Mohamed Rahmani, au service des recruteurs du Royaume
Peinant à retrouver du travail en France, ce natif des Hauts-de-Seine n’a pas hésité à s’expatrier au Maroc, où il a lancé Atlascareer.ma, une plateforme pour faciliter l’emploi des cadres. Un projet ambitieux porté par un homme optimiste.
L’homme est serein, volontaire et décidé. Et pourtant, il aurait pu en aller tout autrement, confie-t-il : “La vie est un combat. Au lycée déjà, on n’a pas voulu me laisser faire une première S. Le prof principal a appelé mes parents pour faire pression, alors que j’avais les notes [requises].” Mohamed Rahmani obtient finalement son bac scientifique et s’oriente vers des études de commerce international. Master en poche, il cherche du travail mais se heurte très vite à une forte discrimination. “Une conseillère de l’Apec (Association pour l’emploi des cadres, ndlr) m’a dit : ‘Tu as des diplômes, mais coco – j’ai ri jaune quand elle m’a appelé comme ça –, il ne faut pas te leurrer, ton nom et ton prénom font peur.’” Certains de ses amis partent au Moyen-Orient. Lui est attiré par le Maghreb, et plus précisément par le Maroc. “Le français s’exporte bien. Mais n’étant pas d’origine marocaine, il fallait d’abord que je comprenne le pays, ses coutumes, son environnement d’affaires.”
Régionalisation des annonces et des CV
A la lecture d’un rapport du Haut-Commissariat au plan (HCP), l’idée de créer son propre travail lui vient. Le Royaume ambitionne en effet de former 10 000 ingénieurs par an dans les années à venir. Mohamed Rahmani monte alors la plateforme Atlascareer, sur laquelle cadres et étudiants peuvent déposer leur curriculum vitae, ce qui offre aux entreprises un vivier de recrutement. “On veut être un intermédiaire. On a choisi un nom anglo-saxon, très ‘punchy’ parce que les Marocains sont plus polyglottes que les Français. A Agadir, on entend de l’allemand. Dans le Nord, on parle espagnol, etc.”

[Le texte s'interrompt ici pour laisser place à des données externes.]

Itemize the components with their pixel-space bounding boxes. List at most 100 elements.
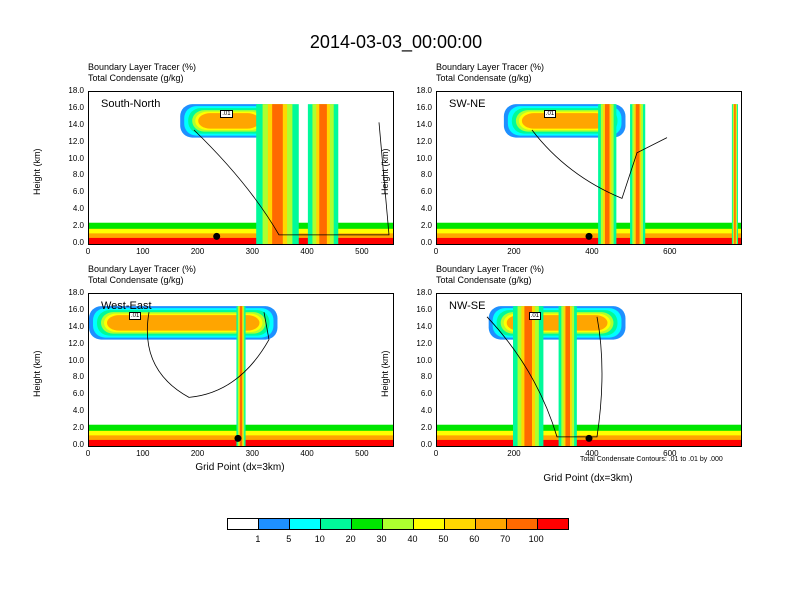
y-tick-label: 14.0 [68, 321, 84, 331]
y-axis-label: Height (km) [380, 350, 390, 397]
panel-label: West-East [101, 300, 152, 312]
y-tick-label: 10.0 [416, 355, 432, 365]
panel-header-tracer: Boundary Layer Tracer (%) [88, 62, 197, 72]
y-tick-label: 14.0 [416, 119, 432, 129]
legend-label: 70 [500, 534, 511, 544]
boundary-layer-band [437, 439, 741, 446]
x-tick-label: 100 [136, 247, 150, 256]
y-axis-label: Height (km) [32, 148, 42, 195]
y-tick-label: 8.0 [420, 372, 432, 382]
legend-label: 5 [286, 534, 292, 544]
location-marker [585, 232, 593, 240]
panel-header-condensate: Total Condensate (g/kg) [436, 73, 532, 83]
boundary-layer-band [89, 237, 393, 244]
legend-swatch [507, 519, 538, 529]
x-tick-label: 400 [300, 247, 314, 256]
y-tick-label: 8.0 [72, 170, 84, 180]
contour-label: .01 [528, 312, 542, 321]
y-axis-label: Height (km) [32, 350, 42, 397]
anvil-cloud-band [198, 113, 260, 129]
condensate-contour [531, 129, 668, 199]
contour-info: Total Condensate Contours: .01 to .01 by… [580, 456, 723, 463]
panel-label: SW-NE [449, 98, 486, 110]
y-tick-label: 6.0 [420, 389, 432, 399]
field-canvas [89, 104, 393, 244]
y-tick-label: 6.0 [420, 187, 432, 197]
panel-header-condensate: Total Condensate (g/kg) [436, 275, 532, 285]
convective-column [565, 306, 570, 446]
x-tick-label: 500 [355, 247, 369, 256]
field-canvas [437, 104, 741, 244]
y-tick-label: 14.0 [68, 119, 84, 129]
x-tick-label: 100 [136, 449, 150, 458]
plot-nw-se: .01 NW-SE [436, 293, 742, 447]
plot-south-north: .01 South-North [88, 91, 394, 245]
legend-label: 1 [255, 534, 261, 544]
panel-header-tracer: Boundary Layer Tracer (%) [436, 62, 545, 72]
x-tick-label: 0 [85, 247, 91, 256]
y-tick-label: 8.0 [72, 372, 84, 382]
plot-sw-ne: .01 SW-NE [436, 91, 742, 245]
x-tick-label: 0 [85, 449, 91, 458]
x-tick-label: 500 [355, 449, 369, 458]
y-tick-label: 4.0 [420, 204, 432, 214]
anvil-cloud-band [521, 113, 608, 129]
y-tick-label: 10.0 [68, 355, 84, 365]
condensate-contour [146, 312, 270, 398]
y-tick-label: 12.0 [416, 136, 432, 146]
legend-swatch [414, 519, 445, 529]
y-tick-label: 0.0 [72, 238, 84, 247]
convective-column [734, 104, 736, 244]
color-legend [227, 518, 569, 530]
field-canvas [89, 306, 393, 446]
y-tick-label: 12.0 [416, 338, 432, 348]
y-tick-label: 12.0 [68, 136, 84, 146]
y-axis-label: Height (km) [380, 148, 390, 195]
panel-label: South-North [101, 98, 161, 110]
y-tick-label: 4.0 [72, 204, 84, 214]
panel-header-condensate: Total Condensate (g/kg) [88, 73, 184, 83]
y-tick-label: 2.0 [72, 221, 84, 231]
legend-label: 20 [345, 534, 356, 544]
legend-swatch [383, 519, 414, 529]
x-tick-label: 400 [585, 247, 599, 256]
x-tick-label: 400 [585, 449, 599, 458]
x-tick-label: 400 [300, 449, 314, 458]
legend-label: 30 [376, 534, 387, 544]
x-tick-label: 0 [433, 449, 439, 458]
x-tick-label: 200 [507, 449, 521, 458]
y-tick-label: 18.0 [416, 288, 432, 297]
y-tick-label: 8.0 [420, 170, 432, 180]
panel-label: NW-SE [449, 300, 486, 312]
y-tick-label: 6.0 [72, 389, 84, 399]
y-tick-label: 18.0 [416, 86, 432, 95]
panel-header-condensate: Total Condensate (g/kg) [88, 275, 184, 285]
panel-header-tracer: Boundary Layer Tracer (%) [436, 264, 545, 274]
field-canvas [437, 306, 741, 446]
location-marker [213, 232, 221, 240]
y-tick-label: 18.0 [68, 288, 84, 297]
y-tick-label: 16.0 [68, 102, 84, 112]
convective-column [239, 306, 243, 446]
y-tick-label: 2.0 [420, 221, 432, 231]
y-tick-label: 16.0 [416, 102, 432, 112]
y-tick-label: 4.0 [72, 406, 84, 416]
y-tick-label: 2.0 [72, 423, 84, 433]
anvil-cloud-band [107, 315, 260, 331]
location-marker [234, 434, 242, 442]
convective-column [524, 306, 532, 446]
x-tick-label: 300 [245, 449, 259, 458]
panel-header-tracer: Boundary Layer Tracer (%) [88, 264, 197, 274]
legend-swatch [321, 519, 352, 529]
y-tick-label: 12.0 [68, 338, 84, 348]
x-tick-label: 0 [433, 247, 439, 256]
y-tick-label: 16.0 [68, 304, 84, 314]
convective-column [635, 104, 640, 244]
x-tick-label: 300 [245, 247, 259, 256]
y-tick-label: 2.0 [420, 423, 432, 433]
y-tick-label: 10.0 [68, 153, 84, 163]
legend-label: 60 [469, 534, 480, 544]
convective-column [272, 104, 283, 244]
x-axis-label: Grid Point (dx=3km) [195, 462, 285, 473]
x-tick-label: 200 [190, 247, 205, 256]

Le site propose aussi des conseils à destination de ceux qui cherchent un emploi, des formations et des vidéos pour mettre en avant ses qualités. “J’ai vu des CV dont la mise en page n’était ni faite ni à faire. C’est un gâchis car ces personnes ont pourtant des qualifications.” Les recruteurs sont appelés à contribution, car le site leur fait gagner un temps précieux en donnant accès aux diplômes et aux référents. Autre innovation : la régionalisation des annonces et des CV. Le jeune entrepreneur envisage d’arriver à la rentabilité dans les deux ans, avec un objectif à moyen terme : l’Afrique.
“Un accélérateur de particules”
Mohamed Rahmani a tourné la page de ses années de galère en France : “L’échec est mal perçu dans l’Hexagone. Si un enfant français tombe, sa mère va lui dire : ‘Tu vois, si tu m’avais écoutée, tu ne te serais pas fait mal.’ Dans un pays anglo-saxon, elle lui dirait : ‘Ce n’est pas grave, tu as essayé. La prochaine fois, tu réussiras !’”
Avec déjà près de 1 000 CV sur la plateforme, le lancement d’Atlascareer, prévu au printemps, annonce des jours radieux. Les futurs cadres gagneront moins qu’en Europe (“en rapport avec le coût de la vie”) mais connaîtront une belle évolution de carrière leur permettant d’acquérir une expérience précieuse dans un parcours professionnel. “Un vrai accélérateur de particules”, c’est la conviction de Mohamed, à laquelle il croit dur comme fer avec un brin de philosophie : “Je dis à mes parents : vous êtes la génération qui a quitté le Maghreb pour venir en France. Nous, on a envie d’être celle qui quitte la France pour développer le Maghreb.”